The economic collapse has been described as one of the worst in the world in over 150 years. Inflation and prices of basic goods have skyrocketed in Lebanon, which imports more than 80% of its basic goods. 

Shortages of basic supplies, including fuel and medicine, and restrictions on bank withdrawals and transfers, particularly in foreign currency, have increased the desperation of the Lebanese in the once middle-class country.

Poverty has exponentially increased while the political class, blamed for years of corruption and mismanagement, has failed to offer drastic solutions to the crisis. Negotiations with the International Monetary Fund for a recovery plan have been bogged down in political disagreements and blame trading. 
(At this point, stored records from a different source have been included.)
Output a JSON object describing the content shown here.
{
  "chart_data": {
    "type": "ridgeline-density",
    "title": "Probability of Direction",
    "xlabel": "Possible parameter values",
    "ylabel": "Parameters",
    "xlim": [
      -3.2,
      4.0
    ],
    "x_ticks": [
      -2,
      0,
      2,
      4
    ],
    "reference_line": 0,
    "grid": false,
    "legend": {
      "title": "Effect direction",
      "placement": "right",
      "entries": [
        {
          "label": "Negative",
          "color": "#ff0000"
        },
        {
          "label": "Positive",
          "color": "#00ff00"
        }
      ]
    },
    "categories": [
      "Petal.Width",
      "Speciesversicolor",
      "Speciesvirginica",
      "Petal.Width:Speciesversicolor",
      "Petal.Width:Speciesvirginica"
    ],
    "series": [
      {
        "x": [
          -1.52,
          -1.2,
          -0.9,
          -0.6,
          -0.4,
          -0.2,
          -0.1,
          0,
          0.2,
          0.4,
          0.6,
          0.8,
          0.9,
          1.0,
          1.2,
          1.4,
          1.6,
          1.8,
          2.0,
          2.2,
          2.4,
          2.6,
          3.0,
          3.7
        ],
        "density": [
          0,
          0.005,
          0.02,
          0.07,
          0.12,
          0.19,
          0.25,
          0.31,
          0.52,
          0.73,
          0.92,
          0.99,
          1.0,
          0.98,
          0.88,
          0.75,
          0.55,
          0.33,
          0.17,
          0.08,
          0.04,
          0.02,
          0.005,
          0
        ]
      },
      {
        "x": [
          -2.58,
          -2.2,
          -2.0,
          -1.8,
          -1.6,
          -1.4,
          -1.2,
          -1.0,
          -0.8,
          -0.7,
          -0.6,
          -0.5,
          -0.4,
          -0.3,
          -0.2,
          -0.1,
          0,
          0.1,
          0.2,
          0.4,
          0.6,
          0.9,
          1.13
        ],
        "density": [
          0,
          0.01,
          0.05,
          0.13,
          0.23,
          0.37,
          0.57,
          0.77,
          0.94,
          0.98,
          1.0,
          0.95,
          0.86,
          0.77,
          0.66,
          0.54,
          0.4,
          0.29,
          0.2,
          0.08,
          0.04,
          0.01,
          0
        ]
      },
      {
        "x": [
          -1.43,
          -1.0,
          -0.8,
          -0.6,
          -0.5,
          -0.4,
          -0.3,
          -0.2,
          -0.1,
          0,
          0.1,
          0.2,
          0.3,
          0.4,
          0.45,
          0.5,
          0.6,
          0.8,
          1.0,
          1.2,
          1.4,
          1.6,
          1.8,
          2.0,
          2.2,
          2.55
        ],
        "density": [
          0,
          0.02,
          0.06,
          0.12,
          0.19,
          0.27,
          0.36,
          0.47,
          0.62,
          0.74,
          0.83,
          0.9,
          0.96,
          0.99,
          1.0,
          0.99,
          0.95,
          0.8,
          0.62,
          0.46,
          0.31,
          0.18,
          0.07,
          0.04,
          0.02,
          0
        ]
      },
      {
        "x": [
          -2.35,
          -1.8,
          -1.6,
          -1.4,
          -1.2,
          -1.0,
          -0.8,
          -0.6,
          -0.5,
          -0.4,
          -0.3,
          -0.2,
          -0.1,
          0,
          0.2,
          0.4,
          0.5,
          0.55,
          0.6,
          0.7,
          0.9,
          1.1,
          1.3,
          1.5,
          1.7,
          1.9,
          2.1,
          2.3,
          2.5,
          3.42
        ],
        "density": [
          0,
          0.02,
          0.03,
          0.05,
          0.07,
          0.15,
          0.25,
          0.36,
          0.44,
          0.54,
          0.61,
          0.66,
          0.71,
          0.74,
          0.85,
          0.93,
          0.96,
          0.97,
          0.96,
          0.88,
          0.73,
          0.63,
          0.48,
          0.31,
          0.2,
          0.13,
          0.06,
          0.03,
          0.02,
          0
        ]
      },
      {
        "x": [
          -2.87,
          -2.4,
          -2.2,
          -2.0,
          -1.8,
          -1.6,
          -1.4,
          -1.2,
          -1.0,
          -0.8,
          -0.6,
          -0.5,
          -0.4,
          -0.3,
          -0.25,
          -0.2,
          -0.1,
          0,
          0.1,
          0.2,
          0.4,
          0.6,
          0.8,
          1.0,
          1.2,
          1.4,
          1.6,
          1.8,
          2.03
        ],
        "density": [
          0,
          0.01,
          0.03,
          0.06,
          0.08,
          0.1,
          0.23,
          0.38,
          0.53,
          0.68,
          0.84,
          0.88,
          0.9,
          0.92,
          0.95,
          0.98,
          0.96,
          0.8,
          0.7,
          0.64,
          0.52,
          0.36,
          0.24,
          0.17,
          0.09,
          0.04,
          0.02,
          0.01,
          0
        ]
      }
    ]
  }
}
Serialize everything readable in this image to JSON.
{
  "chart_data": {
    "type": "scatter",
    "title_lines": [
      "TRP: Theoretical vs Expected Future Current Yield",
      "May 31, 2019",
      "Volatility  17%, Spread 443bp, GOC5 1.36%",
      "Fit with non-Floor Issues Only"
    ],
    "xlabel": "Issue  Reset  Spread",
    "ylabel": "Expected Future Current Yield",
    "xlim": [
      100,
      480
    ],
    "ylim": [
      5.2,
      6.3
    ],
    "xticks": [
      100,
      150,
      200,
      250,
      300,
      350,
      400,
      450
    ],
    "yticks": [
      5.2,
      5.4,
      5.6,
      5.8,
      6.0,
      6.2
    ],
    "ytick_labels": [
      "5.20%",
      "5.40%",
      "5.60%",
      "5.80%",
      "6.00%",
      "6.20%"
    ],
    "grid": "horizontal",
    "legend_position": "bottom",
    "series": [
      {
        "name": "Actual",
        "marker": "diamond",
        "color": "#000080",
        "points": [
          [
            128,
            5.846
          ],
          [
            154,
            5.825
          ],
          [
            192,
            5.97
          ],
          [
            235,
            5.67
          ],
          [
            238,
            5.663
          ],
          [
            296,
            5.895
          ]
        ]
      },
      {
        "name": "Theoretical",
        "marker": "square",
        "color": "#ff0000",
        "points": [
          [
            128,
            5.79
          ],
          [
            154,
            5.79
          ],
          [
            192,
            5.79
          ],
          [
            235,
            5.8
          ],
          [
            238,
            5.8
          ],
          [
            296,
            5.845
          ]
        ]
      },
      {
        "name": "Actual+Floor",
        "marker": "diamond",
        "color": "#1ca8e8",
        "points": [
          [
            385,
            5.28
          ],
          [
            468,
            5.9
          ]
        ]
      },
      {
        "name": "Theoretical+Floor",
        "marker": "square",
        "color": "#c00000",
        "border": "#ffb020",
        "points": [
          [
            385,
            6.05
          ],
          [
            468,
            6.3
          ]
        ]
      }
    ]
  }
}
The latest fall in the currency exchange rate follows a central bank directive last week that changed the rate used when depositors make withdrawals from existing dollar accounts to 8,000 pounds to the dollar, up from the previous 3,900 to the dollar.

The directive allowed people to recover money they have not been able to access because of informal capital controls introduced by the banks at the outset of the crisis. But experts said it put more pressure on the national currency because the central bank will print more pounds, further decreasing their value and purchasing power.